Jakarta, tniad.mil.id – Tidak hanya silaturhami bersama anggota, dalam kunjungannya ke Laboratorium, Kadislitbangad Kolonel Inf Hery Setyono juga mengecek pelaksanaan komisi dan uji fungsi penerimaan Alat uji kulit hasil pengadaan TA. 2022.

Hal itu dikatakan Kepala Laboratorium (Ka Lab) Dislitbangad Kolonel Arh Saptarendra P, S.T., M.M., dalam rilisnya di Batujajar, Jabar, Jumat (23/9/2022).

Diungkapkan Kolonel Sapta, setelah serah terima jabatan (Sertijab) dari Brigjen TNI Jajat Sudrajat pada Kamis lalu (15/9/2022), Kolonle Inf Hery Setyono melaksanakan kunjungan kerja (Kunker) ke Laboratorium yang dipimpinnya.

“Ini kunjungan perdana, Kolonel Inf Hery Setyono setelah menjabat selaku Kadislitbangad,” ujar Sapta.

“Pada Kunker ini, Kadislitbangad didampingi istri (Ny Titin Hery Setyono),” tambahnya.

Lebih lanjut dikatakannya selain memberikan pengarahan kepada anggota dan istri, Kadislitbangad juga berkesempatan meninjau pelaksanaan komisi penerimaan hasil pengadaan Alsus Laboratorium.

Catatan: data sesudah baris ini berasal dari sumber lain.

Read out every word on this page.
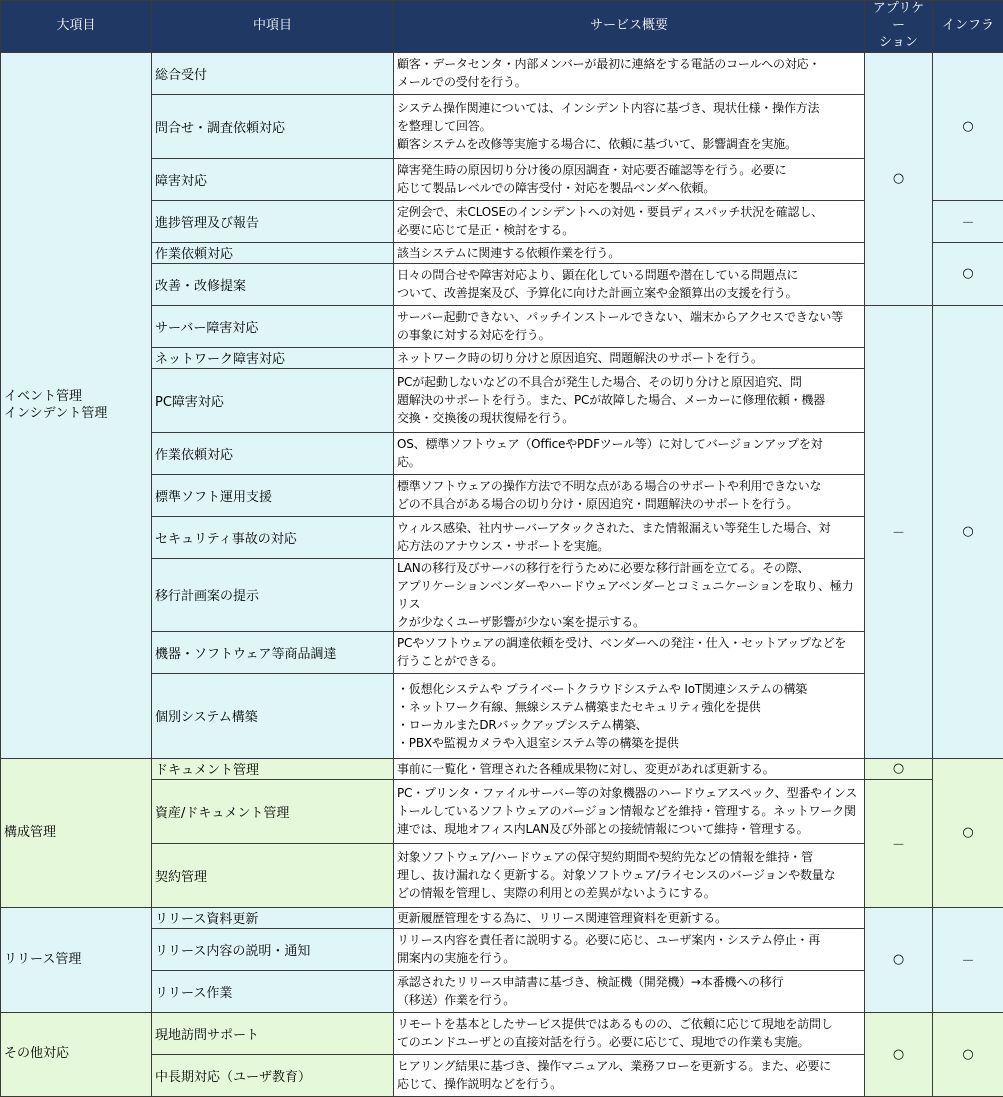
大項目	中項目	サービス概要	アプリケー
ション	インフラ
イベント管理
インシデント管理	総合受付	顧客・データセンタ・内部メンバーが最初に連絡をする電話のコールへの対応・
メールでの受付を行う。	○	○
	問合せ・調査依頼対応	システム操作関連については、インシデント内容に基づき、現状仕様・操作方法
を整理して回答。
顧客システムを改修等実施する場合に、依頼に基づいて、影響調査を実施。		
	障害対応	障害発生時の原因切り分け後の原因調査・対応要否確認等を行う。必要に
応じて製品レベルでの障害受付・対応を製品ベンダへ依頼。		
	進捗管理及び報告	定例会で、未CLOSEのインシデントへの対処・要員ディスパッチ状況を確認し、
必要に応じて是正・検討をする。		－
	作業依頼対応	該当システムに関連する依頼作業を行う。		○
	改善・改修提案	日々の問合せや障害対応より、顕在化している問題や潜在している問題点に
ついて、改善提案及び、予算化に向けた計画立案や金額算出の支援を行う。		
	サーバー障害対応	サーバー起動できない、パッチインストールできない、端末からアクセスできない等
の事象に対する対応を行う。	－	○
	ネットワーク障害対応	ネットワーク時の切り分けと原因追究、問題解決のサポートを行う。		
	PC障害対応	PCが起動しないなどの不具合が発生した場合、その切り分けと原因追究、問
題解決のサポートを行う。また、PCが故障した場合、メーカーに修理依頼・機器
交換・交換後の現状復帰を行う。		
	作業依頼対応	OS、標準ソフトウェア（OfficeやPDFツール等）に対してバージョンアップを対
応。		
	標準ソフト運用支援	標準ソフトウェアの操作方法で不明な点がある場合のサポートや利用できないな
どの不具合がある場合の切り分け・原因追究・問題解決のサポートを行う。		
	セキュリティ事故の対応	ウィルス感染、社内サーバーアタックされた、また情報漏えい等発生した場合、対
応方法のアナウンス・サポートを実施。		
	移行計画案の提示	LANの移行及びサーバの移行を行うために必要な移行計画を立てる。その際、
アプリケーションベンダーやハードウェアベンダーとコミュニケーションを取り、極力リス
クが少なくユーザ影響が少ない案を提示する。		
	機器・ソフトウェア等商品調達	PCやソフトウェアの調達依頼を受け、ベンダーへの発注・仕入・セットアップなどを
行うことができる。		
	個別システム構築	・仮想化システムや プライベートクラウドシステムや IoT関連システムの構築
・ネットワーク有線、無線システム構築またセキュリティ強化を提供
・ローカルまたDRバックアップシステム構築、
・PBXや監視カメラや入退室システム等の構築を提供		
構成管理	ドキュメント管理	事前に一覧化・管理された各種成果物に対し、変更があれば更新する。	○	○
	資産/ドキュメント管理	PC・プリンタ・ファイルサーバー等の対象機器のハードウェアスペック、型番やインス
トールしているソフトウェアのバージョン情報などを維持・管理する。ネットワーク関
連では、現地オフィス内LAN及び外部との接続情報について維持・管理する。	－	
	契約管理	対象ソフトウェア/ハードウェアの保守契約期間や契約先などの情報を維持・管
理し、抜け漏れなく更新する。対象ソフトウェア/ライセンスのバージョンや数量な
どの情報を管理し、実際の利用との差異がないようにする。		
リリース管理	リリース資料更新	更新履歴管理をする為に、リリース関連管理資料を更新する。	○	－
	リリース内容の説明・通知	リリース内容を責任者に説明する。必要に応じ、ユーザ案内・システム停止・再
開案内の実施を行う。		
	リリース作業	承認されたリリース申請書に基づき、検証機（開発機）→本番機への移行
（移送）作業を行う。		
その他対応	現地訪問サポート	リモートを基本としたサービス提供ではあるものの、ご依頼に応じて現地を訪問し
てのエンドユーザとの直接対話を行う。必要に応じて、現地での作業も実施。	○	○
	中長期対応（ユーザ教育）	ヒアリング結果に基づき、操作マニュアル、業務フローを更新する。また、必要に
応じて、操作説明などを行う。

“Yaitu alat uji kadar lemak yang akan digunakan untuk menguji kualitas bahan kulit yang akan digunakan untuk kepentingan prajurit,” kata pria lulusan Akmil 1996 itu.

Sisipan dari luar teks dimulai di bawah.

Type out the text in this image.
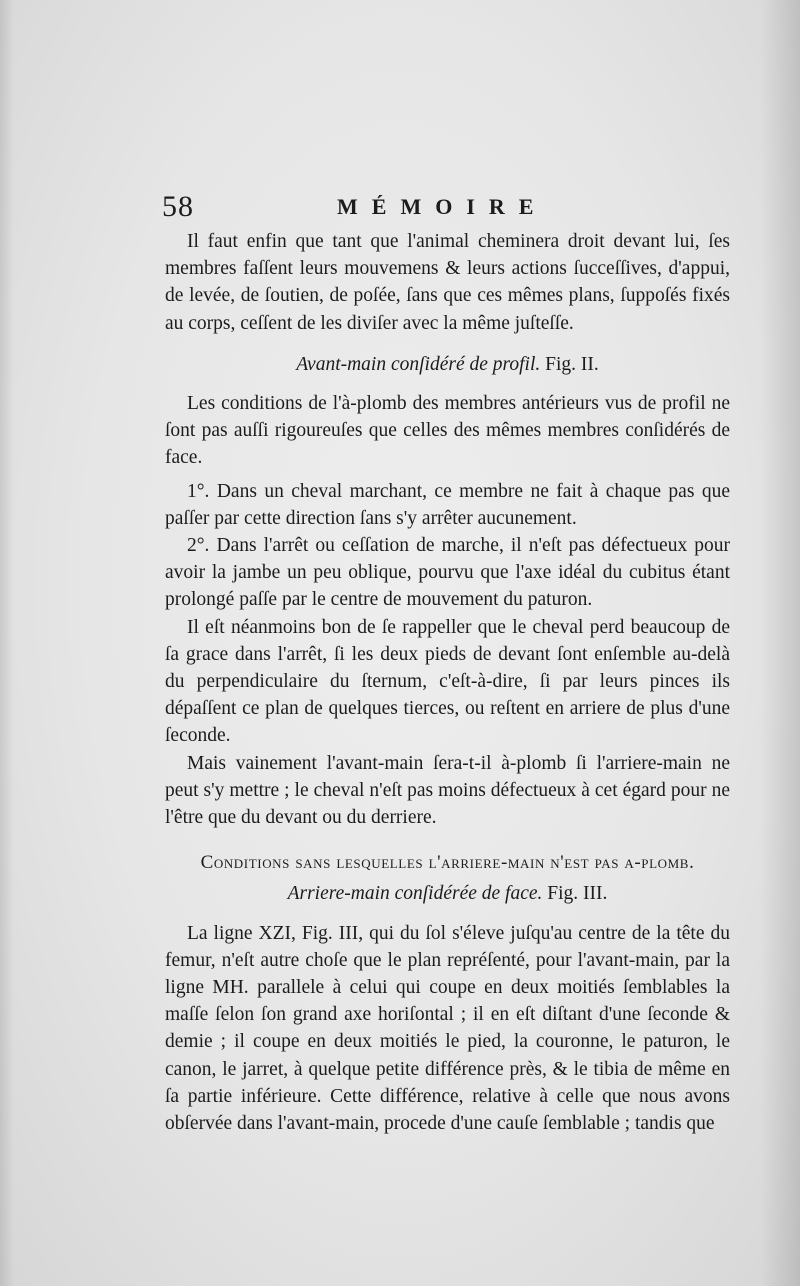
58	MÉMOIRE

Il faut enfin que tant que l'animal cheminera droit devant lui, ſes membres faſſent leurs mouvemens & leurs actions ſucceſſives, d'appui, de levée, de ſoutien, de poſée, ſans que ces mêmes plans, ſuppoſés fixés au corps, ceſſent de les diviſer avec la même juſteſſe.

Avant-main conſidéré de profil. Fig. II.

Les conditions de l'à-plomb des membres antérieurs vus de profil ne ſont pas auſſi rigoureuſes que celles des mêmes membres conſidérés de face.

1°. Dans un cheval marchant, ce membre ne fait à chaque pas que paſſer par cette direction ſans s'y arrêter aucunement.

2°. Dans l'arrêt ou ceſſation de marche, il n'eſt pas défectueux pour avoir la jambe un peu oblique, pourvu que l'axe idéal du cubitus étant prolongé paſſe par le centre de mouvement du paturon.

Il eſt néanmoins bon de ſe rappeller que le cheval perd beaucoup de ſa grace dans l'arrêt, ſi les deux pieds de devant ſont enſemble au-delà du perpendiculaire du ſternum, c'eſt-à-dire, ſi par leurs pinces ils dépaſſent ce plan de quelques tierces, ou reſtent en arriere de plus d'une ſeconde.

Mais vainement l'avant-main ſera-t-il à-plomb ſi l'arriere-main ne peut s'y mettre ; le cheval n'eſt pas moins défectueux à cet égard pour ne l'être que du devant ou du derriere.

Conditions sans lesquelles l'arriere-main n'est pas a-plomb.

Arriere-main conſidérée de face. Fig. III.

La ligne XZI, Fig. III, qui du ſol s'éleve juſqu'au centre de la tête du femur, n'eſt autre choſe que le plan repréſenté, pour l'avant-main, par la ligne MH. parallele à celui qui coupe en deux moitiés ſemblables la maſſe ſelon ſon grand axe horiſontal ; il en eſt diſtant d'une ſeconde & demie ; il coupe en deux moitiés le pied, la couronne, le paturon, le canon, le jarret, à quelque petite différence près, & le tibia de même en ſa partie inférieure. Cette différence, relative à celle que nous avons obſervée dans l'avant-main, procede d'une cauſe ſemblable ; tandis que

Alat uji Kadar Lemak merupakan hasil pengadaan Alsus Laboratorium TA 2022 dari PT. Yaksa Ragam Dalpati.

Seperti bahan sepatu atau perlengkapan militer lainnya yang berbahan kulit, lanjutnya, serta bisa juga untuk menguji kadar lemak dalam bahan makanan.

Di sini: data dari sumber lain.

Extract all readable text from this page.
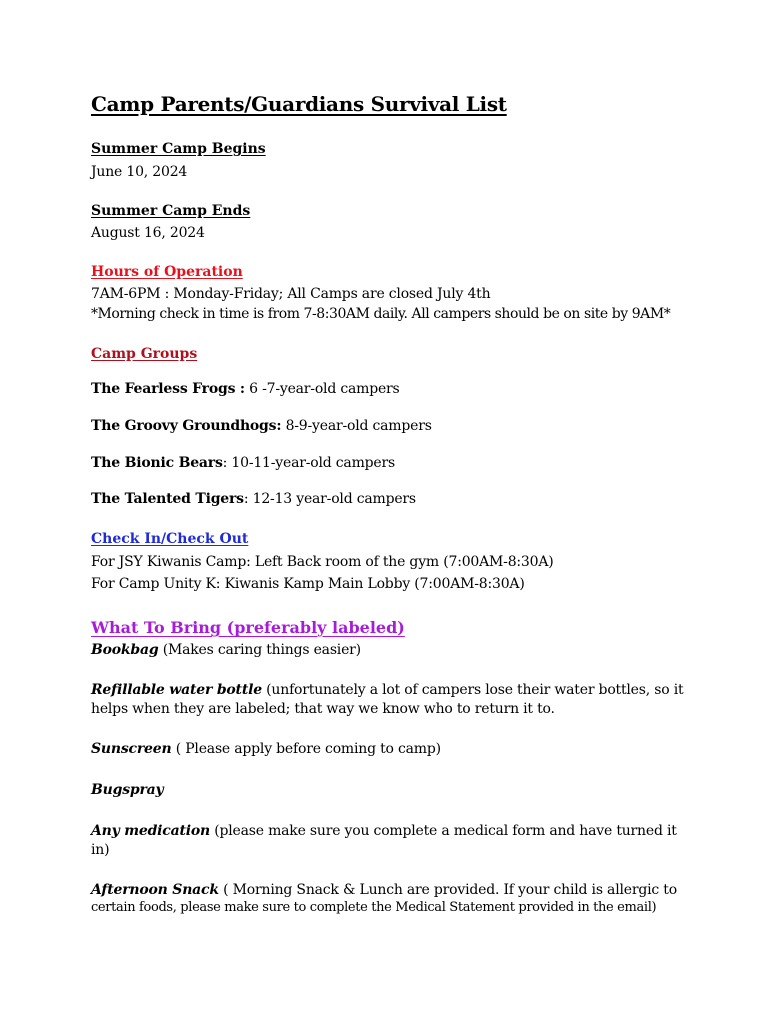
Camp Parents/Guardians Survival List
Summer Camp Begins
June 10, 2024
Summer Camp Ends
August 16, 2024
Hours of Operation
7AM-6PM : Monday-Friday; All Camps are closed July 4th
*Morning check in time is from 7-8:30AM daily. All campers should be on site by 9AM*
Camp Groups
The Fearless Frogs : 6 -7-year-old campers
The Groovy Groundhogs: 8-9-year-old campers
The Bionic Bears: 10-11-year-old campers
The Talented Tigers: 12-13 year-old campers
Check In/Check Out
For JSY Kiwanis Camp: Left Back room of the gym (7:00AM-8:30A)
For Camp Unity K: Kiwanis Kamp Main Lobby (7:00AM-8:30A)
What To Bring (preferably labeled)
Bookbag (Makes caring things easier)
Refillable water bottle (unfortunately a lot of campers lose their water bottles, so it
helps when they are labeled; that way we know who to return it to.
Sunscreen ( Please apply before coming to camp)
Bugspray
Any medication (please make sure you complete a medical form and have turned it
in)
Afternoon Snack ( Morning Snack & Lunch are provided. If your child is allergic to
certain foods, please make sure to complete the Medical Statement provided in the email)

“Ini penting, karena selain untuk mengukur kualitas bahan yang akan digunakan prajurit tapi juga memastikan kepada rakyat bahwa anggaran yang dibelanjakan TNI atau TNI AD dapat dipertangungjawabkan,” tegas Sapta.

Selain dilakukan komisi penerimaan dan uji fungsi, PT. Yaksa Ragam Dalpati juga akan memberikan pelatihan kepada personel Laborataorium Dislitbangad .

“Trainernya pun harus memiliki lisensi dan kepada personel yang ikuti pelatihan dan mahir akan diberikan sertifikat,” terangnya.

“Selain alat yang berkualitas, guna memberikan jaminan kuaitas uji, personel yang mengawakinya juga harus memiliki kompetensi yang standard,” pungkas Kolonel Sapta.

Setelah memberikan pengarahan dan mengecek komisi penerimaan Alsus Laboratorium, Kadislitbangad juga meninjau fasilitas uji maupun rekayasa. (Dispenad).